Kankariya Vardhaman P, Dube Ankita B, Grentzelos Michael A, Kontadakis George A, Diakonis Vasilios F, Petrelli Myrsini, Kymionis George D
Asian Eye Hospital and Laser Institute, Pune, Maharashtra, India.
Asian Eye Hospital and Laser Institute, Pune, Maharashtra, India; Department of Ophthalmology, University of Lausanne, Jules-Gonin Eye Hospital, Fondation Asile des Aveugles, Lausanne, Switzerland.
Indian J Ophthalmol. 2020 Dec;68(12):2757-2772. doi: 10.4103/ijo.IJO_1841_20.
The past two decades have witnessed an unprecedented evolution in the management of keratoconus that demands a holistic approach comprising of inhibiting the ectatic progression as well as visual rehabilitation. The advent of corneal cross-linking (CXL) in the late 1990s resulted in long-term stabilization of the ectatic cornea along with limited reduction in corneal steepening and regularization of corneal curvature. However, CXL as a standalone procedure does not suffice in rehabilitating the functional vision especially in patients who are unwilling or intolerant towards contact lenses. The concept of "CXL plus" was proposed which incorporates adjunctive use of refractive procedures with CXL in order to overcome the optical inefficiency due to corneal irregularity, decrease the irregular astigmatism, correct the residual refractive error and improve functional visual outcome in keratoconus. Several refractive procedures such as conductive keratoplasty (CK), photorefractive keratectomy (PRK), transepithelial phototherapeutic keratectomy (t-PTK), intrastromal corneal ring segments (ICRS) implantation, phakic intraocular lens (PIOL) implantation and multiple other techniques have been combined with CXL to optimize and enhance the CXL outcome. This review aimed to summarize the different protocols of CXL plus, provide guidelines for selection of the optimum CXL plus technique and aid in decision-making for the comprehensive management of cases with primary keratoconus in addition to discussing the future and scope for innovations in the existing treatment protocols.
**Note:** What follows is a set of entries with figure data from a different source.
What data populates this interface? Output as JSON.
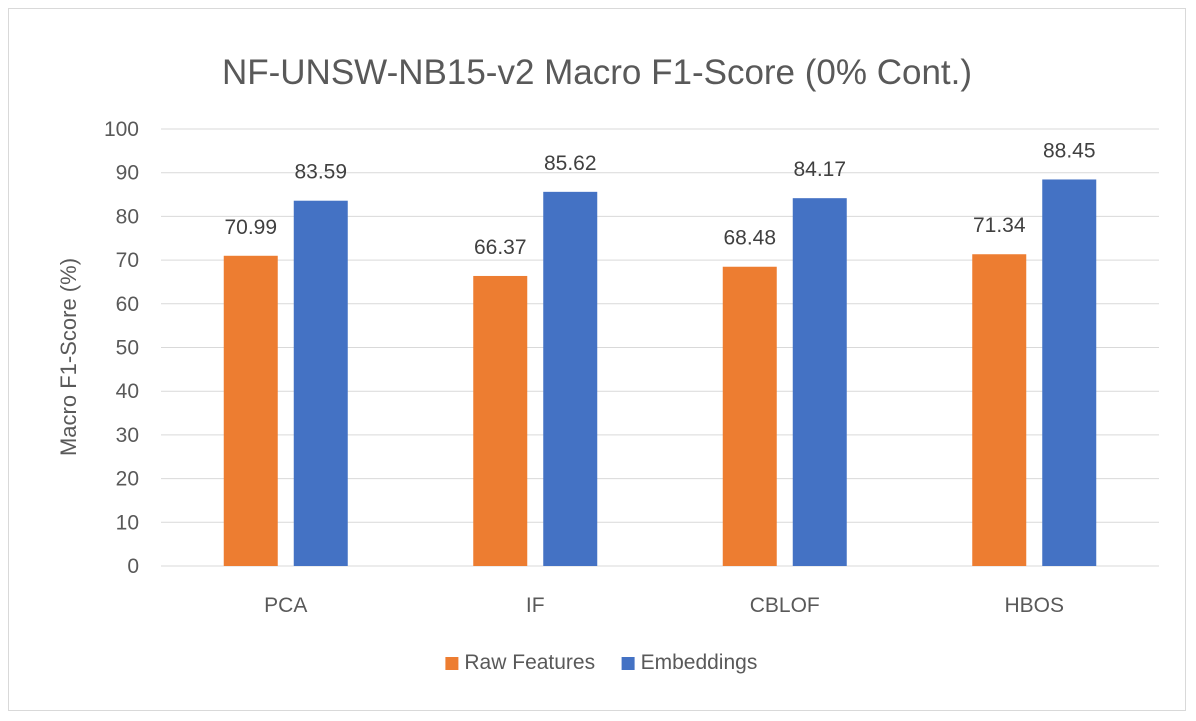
{
  "chart_data": {
    "type": "bar",
    "title": "NF-UNSW-NB15-v2 Macro F1-Score (0% Cont.)",
    "xlabel": "",
    "ylabel": "Macro F1-Score (%)",
    "ylim": [
      0,
      100
    ],
    "yticks": [
      "0",
      "10",
      "20",
      "30",
      "40",
      "50",
      "60",
      "70",
      "80",
      "90",
      "100"
    ],
    "grid": true,
    "legend_position": "bottom",
    "categories": [
      "PCA",
      "IF",
      "CBLOF",
      "HBOS"
    ],
    "series": [
      {
        "name": "Raw Features",
        "color": "#ed7d31",
        "values": [
          70.99,
          66.37,
          68.48,
          71.34
        ],
        "labels": [
          "70.99",
          "66.37",
          "68.48",
          "71.34"
        ]
      },
      {
        "name": "Embeddings",
        "color": "#4472c4",
        "values": [
          83.59,
          85.62,
          84.17,
          88.45
        ],
        "labels": [
          "83.59",
          "85.62",
          "84.17",
          "88.45"
        ]
      }
    ]
  }
}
在过去的二十年里,圆锥角膜的治疗发生了前所未有的演变,这需要一种整体的方法,包括抑制扩张进展以及视觉康复。20世纪90年代末角膜交联(CXL)的出现,使扩张性角膜得到了长期稳定,同时角膜变陡程度有限降低,角膜曲率也得到了规整。然而,单纯的CXL手术不足以恢复功能性视力,尤其是对于那些不愿意或不耐受隐形眼镜的患者。于是提出了“CXL联合”的概念,即将屈光手术与CXL联合使用,以克服角膜不规则导致的光学效率低下,减少不规则散光,矫正残余屈光不正,改善圆锥角膜患者的功能性视觉结果。几种屈光手术,如传导性角膜成形术(CK)、准分子激光角膜切削术(PRK)、经上皮光性角膜切削术(t-PTK)、角膜基质内环植入术(ICRS)、有晶状体眼人工晶状体(PIOL)植入术以及多种其他技术,已与CXL联合使用,以优化和提高CXL的效果。本综述旨在总结不同的CXL联合方案,为选择最佳的CXL联合技术提供指导,并辅助原发性圆锥角膜病例的综合管理决策,此外还将讨论现有治疗方案的未来发展和创新空间。